Junebug, don't Menhaden stay primarily near the surface? Or, at the very least, can't they easily cope with doing so if DO levels go down? If so, then I don't see how the dead zones would stop Menhaden from swimming north. In fact, Menhaden have regularly swam into even very bad dead zones that extended to the surface in some areas, as was evidenced by massive Menhaden die-offs in the 80s and even moderate one last Summer.
These dead zones are obviously a huge problem, but I do not think they are the reason for the lack of Menhaden in the Bay. Dead zones can kill Menhaden, but where is your evidence that the Menhaden come up the Bay in reduced numbers due to dead zones (or is this not your contention)? I believe that something else (i.e. - Omega) is keeping the Menhaden from coming up the Bay in historical numbers (by historical, I mean only 15-25 years ago).
Another point: You regularly blame increased Striped Bass stocks as causing Menhaden depletion in the Bay, yet have not, to my knowledge, reconciled this with (1) the huge stocks of mostly larger Striped Bass that patrol coastal waters, where the Menhaden stocks are supposedly healthy and (2) the fact that Bluefish were at record levels and Weakfish were much more numerous when the Striped Bass population was down in the 80s. Are you saying that these massive schools of chopper Blues didn't do AT LEAST as big a number on Menhaden as Striped Bass do today?

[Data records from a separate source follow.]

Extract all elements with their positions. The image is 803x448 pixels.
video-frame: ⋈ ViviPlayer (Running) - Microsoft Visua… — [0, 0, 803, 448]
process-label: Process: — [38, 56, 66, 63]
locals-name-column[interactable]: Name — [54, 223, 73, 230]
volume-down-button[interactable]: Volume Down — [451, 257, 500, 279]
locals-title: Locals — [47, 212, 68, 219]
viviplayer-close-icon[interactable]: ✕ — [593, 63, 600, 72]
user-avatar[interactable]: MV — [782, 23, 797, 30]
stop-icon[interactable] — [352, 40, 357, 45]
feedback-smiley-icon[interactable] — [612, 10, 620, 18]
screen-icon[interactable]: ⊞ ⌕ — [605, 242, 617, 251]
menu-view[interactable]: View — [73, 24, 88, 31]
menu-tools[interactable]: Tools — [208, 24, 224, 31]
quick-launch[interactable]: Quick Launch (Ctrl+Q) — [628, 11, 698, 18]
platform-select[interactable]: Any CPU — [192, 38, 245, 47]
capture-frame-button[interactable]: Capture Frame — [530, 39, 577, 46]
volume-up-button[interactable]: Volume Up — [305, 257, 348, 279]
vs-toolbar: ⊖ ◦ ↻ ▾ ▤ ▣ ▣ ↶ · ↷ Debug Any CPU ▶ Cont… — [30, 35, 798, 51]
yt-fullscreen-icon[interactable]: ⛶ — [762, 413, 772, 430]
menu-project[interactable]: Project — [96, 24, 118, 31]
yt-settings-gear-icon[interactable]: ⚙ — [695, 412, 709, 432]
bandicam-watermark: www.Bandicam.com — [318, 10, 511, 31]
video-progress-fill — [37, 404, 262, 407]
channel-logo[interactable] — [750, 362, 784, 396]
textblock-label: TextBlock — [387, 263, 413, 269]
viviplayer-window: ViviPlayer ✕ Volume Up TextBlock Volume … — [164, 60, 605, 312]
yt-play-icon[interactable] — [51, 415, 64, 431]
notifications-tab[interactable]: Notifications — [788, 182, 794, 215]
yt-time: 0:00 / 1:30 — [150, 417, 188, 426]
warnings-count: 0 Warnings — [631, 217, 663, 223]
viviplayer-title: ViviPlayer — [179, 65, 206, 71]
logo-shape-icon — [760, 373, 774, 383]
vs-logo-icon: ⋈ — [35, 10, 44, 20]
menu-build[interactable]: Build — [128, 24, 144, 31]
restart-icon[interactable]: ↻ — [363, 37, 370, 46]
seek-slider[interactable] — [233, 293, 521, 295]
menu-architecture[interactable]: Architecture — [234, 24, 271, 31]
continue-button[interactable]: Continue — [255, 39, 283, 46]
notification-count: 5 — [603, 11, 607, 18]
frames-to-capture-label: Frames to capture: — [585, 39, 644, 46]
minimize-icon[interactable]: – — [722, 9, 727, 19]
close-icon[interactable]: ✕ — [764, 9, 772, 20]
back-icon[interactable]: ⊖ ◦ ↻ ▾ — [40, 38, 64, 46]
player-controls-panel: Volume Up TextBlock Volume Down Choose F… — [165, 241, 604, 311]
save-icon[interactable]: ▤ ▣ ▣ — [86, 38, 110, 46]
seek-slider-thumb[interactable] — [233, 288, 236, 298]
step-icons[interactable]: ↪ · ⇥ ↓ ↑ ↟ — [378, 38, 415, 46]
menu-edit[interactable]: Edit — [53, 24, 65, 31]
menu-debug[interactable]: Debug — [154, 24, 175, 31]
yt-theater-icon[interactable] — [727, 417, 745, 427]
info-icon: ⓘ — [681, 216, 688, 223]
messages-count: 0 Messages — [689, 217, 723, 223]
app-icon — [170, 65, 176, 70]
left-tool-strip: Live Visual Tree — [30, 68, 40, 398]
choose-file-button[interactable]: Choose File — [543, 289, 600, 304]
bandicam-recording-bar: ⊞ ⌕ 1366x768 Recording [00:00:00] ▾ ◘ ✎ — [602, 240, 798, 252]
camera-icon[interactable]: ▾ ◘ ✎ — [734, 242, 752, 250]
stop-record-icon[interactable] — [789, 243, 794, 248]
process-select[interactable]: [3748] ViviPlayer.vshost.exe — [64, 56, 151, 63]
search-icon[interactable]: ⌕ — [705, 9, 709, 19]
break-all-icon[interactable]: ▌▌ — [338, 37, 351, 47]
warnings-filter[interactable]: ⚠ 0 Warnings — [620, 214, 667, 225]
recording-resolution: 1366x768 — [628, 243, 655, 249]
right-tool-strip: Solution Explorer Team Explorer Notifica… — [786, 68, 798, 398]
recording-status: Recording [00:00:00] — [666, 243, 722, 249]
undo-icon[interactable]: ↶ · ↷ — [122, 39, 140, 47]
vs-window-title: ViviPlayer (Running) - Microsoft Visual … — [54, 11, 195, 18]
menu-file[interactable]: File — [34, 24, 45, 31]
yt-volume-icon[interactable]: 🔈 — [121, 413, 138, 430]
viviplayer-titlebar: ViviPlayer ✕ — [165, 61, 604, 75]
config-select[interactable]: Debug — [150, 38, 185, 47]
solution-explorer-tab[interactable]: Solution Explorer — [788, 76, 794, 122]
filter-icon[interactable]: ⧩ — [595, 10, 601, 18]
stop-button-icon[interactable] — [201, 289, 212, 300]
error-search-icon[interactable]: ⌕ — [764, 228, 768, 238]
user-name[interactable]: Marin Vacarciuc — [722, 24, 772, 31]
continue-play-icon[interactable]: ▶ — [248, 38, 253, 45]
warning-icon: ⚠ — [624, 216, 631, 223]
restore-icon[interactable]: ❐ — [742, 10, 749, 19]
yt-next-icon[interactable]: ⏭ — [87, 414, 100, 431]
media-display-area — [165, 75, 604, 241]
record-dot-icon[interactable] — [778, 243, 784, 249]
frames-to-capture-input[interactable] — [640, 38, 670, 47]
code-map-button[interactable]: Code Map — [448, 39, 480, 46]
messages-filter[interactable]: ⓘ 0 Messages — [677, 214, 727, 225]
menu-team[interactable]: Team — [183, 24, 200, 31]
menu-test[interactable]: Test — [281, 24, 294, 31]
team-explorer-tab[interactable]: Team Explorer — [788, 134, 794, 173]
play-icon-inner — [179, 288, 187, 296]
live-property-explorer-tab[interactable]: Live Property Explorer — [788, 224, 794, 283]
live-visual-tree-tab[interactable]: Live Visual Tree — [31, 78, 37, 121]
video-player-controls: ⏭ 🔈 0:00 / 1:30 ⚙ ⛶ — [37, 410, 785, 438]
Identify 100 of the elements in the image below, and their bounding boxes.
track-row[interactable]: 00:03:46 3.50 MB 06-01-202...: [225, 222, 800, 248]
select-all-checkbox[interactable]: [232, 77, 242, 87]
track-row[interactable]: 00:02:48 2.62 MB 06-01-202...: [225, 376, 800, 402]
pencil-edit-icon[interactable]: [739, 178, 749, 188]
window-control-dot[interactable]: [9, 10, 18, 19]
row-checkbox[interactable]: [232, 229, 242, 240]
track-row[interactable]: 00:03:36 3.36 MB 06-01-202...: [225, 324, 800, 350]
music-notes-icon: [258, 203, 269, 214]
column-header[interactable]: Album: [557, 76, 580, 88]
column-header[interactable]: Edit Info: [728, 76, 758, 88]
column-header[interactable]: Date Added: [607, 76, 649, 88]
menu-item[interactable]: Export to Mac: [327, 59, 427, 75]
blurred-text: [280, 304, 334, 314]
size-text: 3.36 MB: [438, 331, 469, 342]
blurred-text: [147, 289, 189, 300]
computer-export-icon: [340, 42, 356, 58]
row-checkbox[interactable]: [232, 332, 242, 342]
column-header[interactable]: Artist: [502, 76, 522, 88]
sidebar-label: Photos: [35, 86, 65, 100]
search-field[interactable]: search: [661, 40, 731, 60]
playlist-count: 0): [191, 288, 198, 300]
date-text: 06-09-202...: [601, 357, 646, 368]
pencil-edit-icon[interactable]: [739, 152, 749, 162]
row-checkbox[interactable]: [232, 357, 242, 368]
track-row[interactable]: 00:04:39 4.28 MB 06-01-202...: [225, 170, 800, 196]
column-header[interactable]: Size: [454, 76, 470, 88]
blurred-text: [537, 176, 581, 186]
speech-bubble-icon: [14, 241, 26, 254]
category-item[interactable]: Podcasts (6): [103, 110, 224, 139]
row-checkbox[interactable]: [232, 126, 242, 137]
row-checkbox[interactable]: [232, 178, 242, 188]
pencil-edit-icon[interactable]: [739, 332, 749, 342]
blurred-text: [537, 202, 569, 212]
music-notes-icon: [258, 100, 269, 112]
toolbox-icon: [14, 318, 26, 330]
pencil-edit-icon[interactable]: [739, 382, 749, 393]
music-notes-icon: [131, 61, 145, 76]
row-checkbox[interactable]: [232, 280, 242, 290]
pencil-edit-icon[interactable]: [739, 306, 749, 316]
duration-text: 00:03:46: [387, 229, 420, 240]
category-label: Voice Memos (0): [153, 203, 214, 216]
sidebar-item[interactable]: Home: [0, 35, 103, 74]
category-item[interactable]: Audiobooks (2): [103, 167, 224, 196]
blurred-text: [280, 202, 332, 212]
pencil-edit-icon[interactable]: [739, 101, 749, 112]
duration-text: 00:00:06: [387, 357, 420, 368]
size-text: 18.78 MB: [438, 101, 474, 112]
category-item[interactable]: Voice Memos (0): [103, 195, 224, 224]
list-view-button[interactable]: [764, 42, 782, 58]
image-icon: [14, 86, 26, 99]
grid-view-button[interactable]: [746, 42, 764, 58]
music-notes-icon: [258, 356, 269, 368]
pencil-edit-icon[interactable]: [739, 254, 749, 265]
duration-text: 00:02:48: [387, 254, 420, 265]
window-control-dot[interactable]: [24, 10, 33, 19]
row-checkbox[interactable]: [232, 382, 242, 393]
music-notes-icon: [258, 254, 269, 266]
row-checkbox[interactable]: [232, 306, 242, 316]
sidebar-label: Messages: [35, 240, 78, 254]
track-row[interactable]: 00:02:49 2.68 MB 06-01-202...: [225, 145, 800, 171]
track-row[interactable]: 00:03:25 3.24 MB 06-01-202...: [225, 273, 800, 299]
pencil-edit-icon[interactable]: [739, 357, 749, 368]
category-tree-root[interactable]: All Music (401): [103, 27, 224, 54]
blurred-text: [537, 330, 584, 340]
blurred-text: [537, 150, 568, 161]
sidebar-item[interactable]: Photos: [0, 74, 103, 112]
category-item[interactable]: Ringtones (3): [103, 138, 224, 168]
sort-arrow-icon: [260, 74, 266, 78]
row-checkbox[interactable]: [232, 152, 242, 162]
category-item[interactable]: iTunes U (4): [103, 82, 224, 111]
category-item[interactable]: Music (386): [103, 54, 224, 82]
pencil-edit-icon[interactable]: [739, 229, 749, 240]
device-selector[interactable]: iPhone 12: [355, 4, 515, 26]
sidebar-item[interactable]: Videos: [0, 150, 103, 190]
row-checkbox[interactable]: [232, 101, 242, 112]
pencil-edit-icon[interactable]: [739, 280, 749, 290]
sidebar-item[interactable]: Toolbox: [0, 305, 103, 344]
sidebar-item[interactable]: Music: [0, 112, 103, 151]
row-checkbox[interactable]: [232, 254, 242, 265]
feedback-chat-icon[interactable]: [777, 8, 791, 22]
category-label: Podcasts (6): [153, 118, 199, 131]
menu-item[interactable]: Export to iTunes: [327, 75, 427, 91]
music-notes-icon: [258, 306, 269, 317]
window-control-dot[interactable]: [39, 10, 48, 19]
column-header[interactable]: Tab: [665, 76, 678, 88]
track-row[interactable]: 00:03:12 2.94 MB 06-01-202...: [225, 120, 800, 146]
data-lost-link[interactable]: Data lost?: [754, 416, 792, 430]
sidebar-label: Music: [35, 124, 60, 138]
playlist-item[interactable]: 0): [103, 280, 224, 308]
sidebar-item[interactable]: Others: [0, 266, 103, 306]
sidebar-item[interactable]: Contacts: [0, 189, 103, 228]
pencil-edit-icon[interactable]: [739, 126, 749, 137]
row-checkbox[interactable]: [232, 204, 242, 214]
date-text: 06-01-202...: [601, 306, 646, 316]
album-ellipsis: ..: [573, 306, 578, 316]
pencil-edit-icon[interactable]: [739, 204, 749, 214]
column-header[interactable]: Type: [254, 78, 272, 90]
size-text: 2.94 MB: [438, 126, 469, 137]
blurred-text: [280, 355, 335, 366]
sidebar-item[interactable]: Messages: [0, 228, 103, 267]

I think we all agree that increased populations of predators put increased strain on forage, and declining water quality further strains the entire ecosystem --the latter is a situation that MD, VA, PA and NY -- and every citizen thereof -- need to more seriously address, otherwise the Omega debate will soon be moot. However, that does not mean that, knowing all of the other stress factors on the Bay population, it is wise policy to say, “oh well, since there are many issues at play, let's just continue to allow 100,000 tons of critical forage to be removed from an already strained Bay forage base.”